The primary products of the Nokia Corporation are its wide range of mobile phones.  Nokia’s mobile phones are known in the market for their slick and unique appearance, their innovative services, and their user-friendly applications. Till date, Nokia has launched 33 different models of cellular phones, each one featuring something new, and there are more in prospect. Some phones, however, are aimed at some socio-economic groups rather than others. As an example, the model# 3330, with a wide variety of games, is aimed for the younger customers. Whereas, the Nokia 9210 Communicator which includes features such as word processor and a spreadsheet.

Place:

Identifying the ideal place, where to sell and promote once product, is crucial to any business. In order for a product to be successful, the place where it is sold should be convenient to its customers and the company should ensure that the place is going to be feasible for the company resulting in significant turnovers. For Nokia, UK holds a lot of promise.  This is because the European countries represent the most powerful economic region in the world, with a staggering gross domestic figure of £14 billion. Since the growth period started since the 1960’s, the region saw its collective global output percentage increase by six times- 4 % to 25 %. More than 90% of the population in UK have mobile phones, as it is very rare to see someone without one.

Price:

 Price of a given product can determine the socio economic group it will be sold to as well as how successful a product will be in the market.

Competitive advantage can be achieved by adjusting the relationship between product and price. If customers want anything that isn’t mass produced, i.e. something that is unique, they will be willing to pay a higher price. This is effective in the case of Nokia as it provides its customers with unique products such as the 9210 Communicator, thus, the consumers will be willing to pay more.
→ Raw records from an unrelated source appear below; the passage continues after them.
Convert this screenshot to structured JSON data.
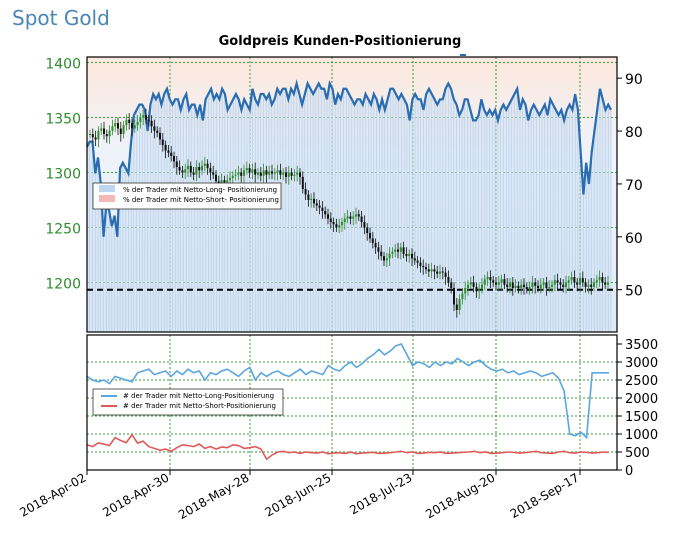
{
  "header": {
    "title": "Spot Gold"
  },
  "chart_data": [
    {
      "type": "line",
      "title": "Goldpreis Kunden-Positionierung",
      "x_ticks": [
        "2018-Apr-02",
        "2018-Apr-30",
        "2018-May-28",
        "2018-Jun-25",
        "2018-Jul-23",
        "2018-Aug-20",
        "2018-Sep-17"
      ],
      "left_axis": {
        "ticks": [
          1200,
          1250,
          1300,
          1350,
          1400
        ],
        "ylim": [
          1155,
          1405
        ],
        "color": "#2e8b2e"
      },
      "right_axis": {
        "ticks": [
          50,
          60,
          70,
          80,
          90
        ],
        "ylim": [
          42,
          94
        ]
      },
      "reference_line": {
        "value": 50,
        "style": "dashed",
        "color": "#000000"
      },
      "legend": {
        "placement": "left",
        "entries": [
          {
            "label": "% der Trader mit Netto-Long- Positionierung",
            "color": "#bcd6f0"
          },
          {
            "label": "% der Trader mit Netto-Short- Positionierung",
            "color": "#f4b8b8"
          }
        ]
      },
      "series": [
        {
          "name": "% der Trader mit Netto-Long- Positionierung",
          "axis": "right",
          "color": "#2a6cb0",
          "values": [
            77,
            78,
            78,
            72,
            75,
            70,
            60,
            66,
            65,
            62,
            64,
            60,
            73,
            74,
            73,
            72,
            78,
            83,
            84,
            85,
            85,
            84,
            80,
            85,
            87,
            86,
            87,
            85,
            87,
            88,
            86,
            85,
            86,
            86,
            84,
            86,
            87,
            84,
            85,
            85,
            83,
            85,
            82,
            86,
            87,
            88,
            86,
            87,
            86,
            88,
            87,
            84,
            85,
            86,
            87,
            86,
            84,
            86,
            85,
            84,
            88,
            86,
            85,
            87,
            87,
            86,
            87,
            85,
            86,
            88,
            87,
            88,
            88,
            86,
            88,
            87,
            89,
            87,
            85,
            87,
            89,
            88,
            87,
            88,
            89,
            88,
            88,
            86,
            89,
            88,
            85,
            87,
            86,
            88,
            88,
            87,
            86,
            85,
            86,
            86,
            85,
            87,
            86,
            85,
            87,
            86,
            84,
            86,
            84,
            86,
            88,
            88,
            87,
            86,
            87,
            86,
            85,
            82,
            86,
            87,
            86,
            86,
            84,
            87,
            88,
            87,
            86,
            85,
            86,
            86,
            88,
            89,
            88,
            86,
            85,
            83,
            84,
            86,
            86,
            84,
            82,
            82,
            83,
            86,
            84,
            83,
            84,
            83,
            84,
            82,
            84,
            85,
            84,
            85,
            86,
            87,
            88,
            84,
            86,
            85,
            82,
            84,
            85,
            84,
            83,
            84,
            85,
            83,
            86,
            85,
            84,
            83,
            84,
            82,
            84,
            85,
            84,
            87,
            84,
            76,
            68,
            74,
            70,
            76,
            80,
            84,
            88,
            86,
            84,
            85,
            84
          ]
        },
        {
          "name": "Spot Gold",
          "axis": "left",
          "type": "candlestick",
          "values": [
            1335,
            1332,
            1330,
            1338,
            1340,
            1335,
            1333,
            1338,
            1342,
            1345,
            1340,
            1335,
            1343,
            1348,
            1345,
            1340,
            1343,
            1346,
            1350,
            1352,
            1348,
            1347,
            1342,
            1338,
            1336,
            1330,
            1325,
            1320,
            1318,
            1315,
            1310,
            1305,
            1302,
            1300,
            1303,
            1306,
            1300,
            1298,
            1305,
            1302,
            1306,
            1308,
            1304,
            1300,
            1298,
            1292,
            1290,
            1293,
            1291,
            1293,
            1295,
            1297,
            1298,
            1300,
            1297,
            1302,
            1304,
            1300,
            1303,
            1298,
            1300,
            1297,
            1302,
            1298,
            1301,
            1299,
            1300,
            1302,
            1298,
            1300,
            1296,
            1300,
            1297,
            1298,
            1300,
            1296,
            1285,
            1280,
            1275,
            1276,
            1272,
            1270,
            1268,
            1265,
            1262,
            1258,
            1255,
            1253,
            1250,
            1252,
            1255,
            1258,
            1260,
            1258,
            1260,
            1262,
            1260,
            1255,
            1250,
            1245,
            1240,
            1236,
            1232,
            1228,
            1224,
            1220,
            1222,
            1226,
            1228,
            1230,
            1228,
            1232,
            1226,
            1224,
            1226,
            1222,
            1220,
            1218,
            1215,
            1214,
            1212,
            1210,
            1212,
            1210,
            1208,
            1210,
            1209,
            1205,
            1200,
            1195,
            1180,
            1175,
            1185,
            1190,
            1195,
            1198,
            1200,
            1196,
            1192,
            1194,
            1198,
            1203,
            1205,
            1202,
            1200,
            1198,
            1200,
            1203,
            1198,
            1196,
            1200,
            1195,
            1197,
            1195,
            1198,
            1196,
            1194,
            1196,
            1200,
            1197,
            1195,
            1198,
            1200,
            1195,
            1196,
            1198,
            1202,
            1200,
            1198,
            1196,
            1200,
            1202,
            1205,
            1200,
            1198,
            1204,
            1200,
            1196,
            1198,
            1196,
            1200,
            1202,
            1205,
            1200,
            1198,
            1200
          ]
        }
      ]
    },
    {
      "type": "line",
      "x_ticks": [
        "2018-Apr-02",
        "2018-Apr-30",
        "2018-May-28",
        "2018-Jun-25",
        "2018-Jul-23",
        "2018-Aug-20",
        "2018-Sep-17"
      ],
      "y_ticks": [
        0,
        500,
        1000,
        1500,
        2000,
        2500,
        3000,
        3500
      ],
      "ylim": [
        0,
        3750
      ],
      "legend": {
        "placement": "left",
        "entries": [
          {
            "label": "# der Trader mit Netto-Long-Positionierung",
            "color": "#5aa6e0"
          },
          {
            "label": "# der Trader mit Netto-Short-Positionierung",
            "color": "#e05a5a"
          }
        ]
      },
      "series": [
        {
          "name": "# der Trader mit Netto-Long-Positionierung",
          "color": "#5aa6e0",
          "values": [
            2600,
            2500,
            2450,
            2500,
            2400,
            2600,
            2550,
            2500,
            2450,
            2700,
            2750,
            2800,
            2650,
            2700,
            2750,
            2600,
            2750,
            2650,
            2800,
            2700,
            2750,
            2500,
            2700,
            2650,
            2750,
            2800,
            2700,
            2600,
            2750,
            2850,
            2500,
            2700,
            2600,
            2700,
            2750,
            2650,
            2600,
            2700,
            2800,
            2650,
            2750,
            2700,
            2650,
            2900,
            2800,
            2750,
            2900,
            3000,
            2850,
            2950,
            3100,
            3200,
            3350,
            3200,
            3300,
            3450,
            3500,
            3200,
            2900,
            3000,
            2950,
            2850,
            3000,
            2900,
            3000,
            2950,
            3100,
            3000,
            2900,
            3000,
            3050,
            2900,
            2800,
            2750,
            2800,
            2700,
            2750,
            2650,
            2700,
            2750,
            2700,
            2600,
            2650,
            2700,
            2550,
            2200,
            1000,
            950,
            1050,
            900,
            2700,
            2700,
            2700,
            2700
          ]
        },
        {
          "name": "# der Trader mit Netto-Short-Positionierung",
          "color": "#e05a5a",
          "values": [
            700,
            650,
            750,
            720,
            680,
            900,
            820,
            760,
            980,
            750,
            800,
            650,
            600,
            550,
            580,
            520,
            620,
            700,
            680,
            650,
            720,
            600,
            650,
            580,
            640,
            620,
            700,
            680,
            600,
            620,
            650,
            580,
            300,
            420,
            500,
            520,
            480,
            500,
            460,
            500,
            480,
            470,
            500,
            450,
            470,
            480,
            460,
            500,
            450,
            470,
            480,
            490,
            460,
            470,
            480,
            500,
            520,
            480,
            500,
            460,
            470,
            490,
            480,
            500,
            460,
            470,
            480,
            490,
            500,
            520,
            480,
            500,
            460,
            470,
            480,
            500,
            490,
            470,
            480,
            500,
            520,
            480,
            470,
            460,
            500,
            520,
            480,
            470,
            500,
            490,
            470,
            480,
            500,
            490
          ]
        }
      ]
    }
  ]
}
 Not all phones, however, are aimed at the socio economic group. Phones that are targeted at the teenagers are reasonably priced from £50-£100. This is a staggering improvement from 1995, when phone costs were very high. That was, however, due to the cost of shipping the phones from Europe. Since the establishment of the Nokia factory in Hong Kong, prices have gone down as more and more people are now able to afford the phones. [3]

 Promotion:

Nokia has done an extensive job in promoting its products to the local population. Nokia is marketing its products using Marketing Segmentation. This means that it is aiming certain type of product at a certain age or socio economic group. For example, the Nokia 3310 is featured in an MTV show means that the product is targeted towards the teenagers where as the more professional looking Nokia N-Series, E-Series is advertised in business magazines and news channels such as CNN and CNBC. Ads could also be seen on local trams and buses. Advertising is needed for image enhancement of a product and is also necessary to create a price inelasticity of the product. This is because as brand becomes more famous, products gain customer loyalty and thus the product becomes price inelastic.  Nokia’s branding can be considered as very successful as the consumers are willing to pay a reasonably high amount of money because they recognise Nokia and are aware of its quality.[3]

Conclusion:

Nokia’s experience in business solutions markets has already been identified as a company weakness. This problem is further enhanced by high levels of competition in these markets from large companies such as LG, Semen’s, Motorola etc. Despite being a forerunner in technological development in the mobile handset industry attempting to utilise a similar approach to compete in the general multimedia market and competitive markets represents a serious risk. Although research and development provides competitive advantage in one market it is unlikely to distinguish Nokia in these new markets and as such it is submitted that a new angle is required to develop these markets successfully. By spreading its technological focus Nokia risks being unable to keep up with developments.